The future of AppSec: Stop fighting the last war
It’s a cornerstone of military doctrine: when you focus too much on the last battle you faced, you miss signs of the new battleground taking shape. The principle holds as true for cybersecurity as it does for cavalries and tanks.
The surest way to put your organization at risk is to keep your defense strategy rooted in the past – especially it wasn’t all that effective in the first place. If tactics like slow gatekeeping controls haven’t been able to fix the kind of security vulnerabilities we’ve been seeing for years, how will they hold up against the next hacker innovation?
It’s not only threats that are evolving, of course. The ways we create apps are changing quickly as well, with the rise of new models like microservices, API-first design, and single-page apps, and the ongoing adoption of DevOps and Agile. Even within a single organization, different teams may be using different development approaches to build different kinds of apps for different architectures. Traditional siloed approaches to application security just aren’t relevant to our needs today.
Clearly, it’s time to stop looking backward and start looking ahead. How can we defend ourselves against threats when we don’t even know what form they will take? The key is to change the way we look. Approaches based on patterns or signatures will only detect threats that have already been identified. Instead, we need to be able to see signs of attack of any form, anywhere in the environment, against any type of application, in real time.
What can you do to shift your organization to a forward-looking, ready-for-anything security posture? There are three main things to focus on: empowerment, flexibility, and rapid response.
Traditional cybersecurity has centered on complex tools in the hands of skilled experts. This poses two obvious problems: first, it forces development and DevOps teams to rely on a separate, siloed security team, introducing friction and opening a gap in what needs to be a fast and efficient workflow. And second, it presupposes that such experts are readily available in the first place—and as anyone trying to hire a security engineer can tell you, that’s not the case.
To eliminate the reliance on scarce security expertise, organizations need to break down the silos that exist between security, development, and operations, and empower everyone on those teams with security technologies they can use themselves. Developers and DevOps teams need to be able to build security into their own apps, with the autonomy to handle the threats they’ll actually face – not just the threats they used to face. And they’ve got to be able to do it faster, in real time.
By necessity, this will call for an inclusive approach to technology to accommodate the diverse development approaches various teams may take. To make application defense an integrated and efficient part of their processes, people need to be able to add security elements into the development and communication tools they’re already using, such as JIRA, Datadog, PagerDuty, and Slack.
Just as security tools need to be able to accommodate every type of user, security technologies must provide strategic coverage across every platform in the enterprise—any cloud, container, PaaS, IaaS, language, or infrastructure. The days when IT could dictate technology choices are long gone; development and DevOps teams now make their own decisions independently, bringing a diverse mix of platforms into the environment. Acquisitions can bring further variety, as new groups arrive with well-established stacks of their own.

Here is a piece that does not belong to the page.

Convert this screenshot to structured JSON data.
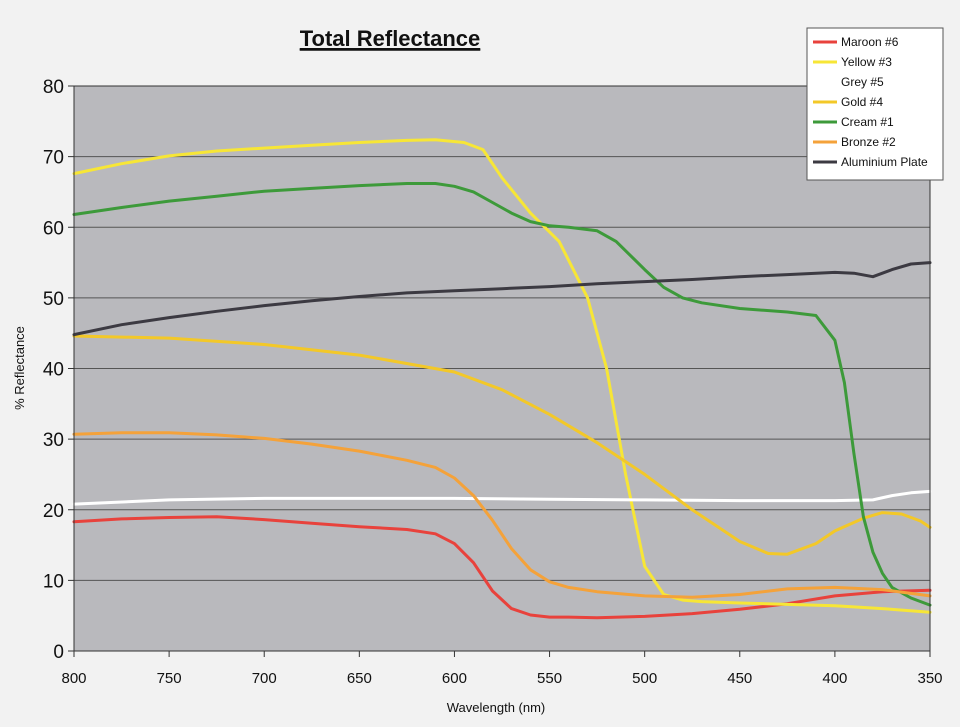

Trying to mandate a standard security architecture and forcing teams to adapt or rewrite their apps accordingly will spark a revolt, as teams simply route around the new requirement. For that matter, settling on a single architecture also locks out future options; containers and microservices might not seem important to a given organization today, but they may feel differently a year from now.
Instead, companies need to be able to cover the full spectrum of platforms—any cloud, container, PaaS, IaaS, language, or infrastructure—with security technology that can be deployed in any manner, including NGWAF, RASP, and reverse proxy modes. That way, development and DevOps teams remain free to make technology choices based on the needs of their apps and the business, not the arbitrary limitations of a security tool.
At the end of the day, cybersecurity is about detecting, disrupting, and preventing attacks in whatever form they may take. Traditional approaches focused on point solutions that addressed only isolated pieces of the picture. This made for slow, ponderous processes that couldn’t possibly keep up with rapidly evolving and diversifying threats, not to mention the need for faster application development.
Security needs to focus on what’s happening right now, across the live production environment, including threats of all types—OWASP Top 10, application DDoS, unique business logic flaws, brute force attacks, rate limiting, account takeover, bots, and whatever else hackers might throw at you. Is our login page seeing a spike in failed attempts? Are user accounts being cross-linked to payment instruments at an alarming rate? Are the critical business functions within an app diverging wildly from established baselines? By evaluating real activity in real time, across multiple vectors, you can better understand the context of what you’re seeing, and make the right decisions about your response—fast.
Don’t leave your organization’s defense in the hands of yesterday’s security technologies. Successful organizations are meeting these new challenges head on by focusing on empowerment, flexibility, and rapid response.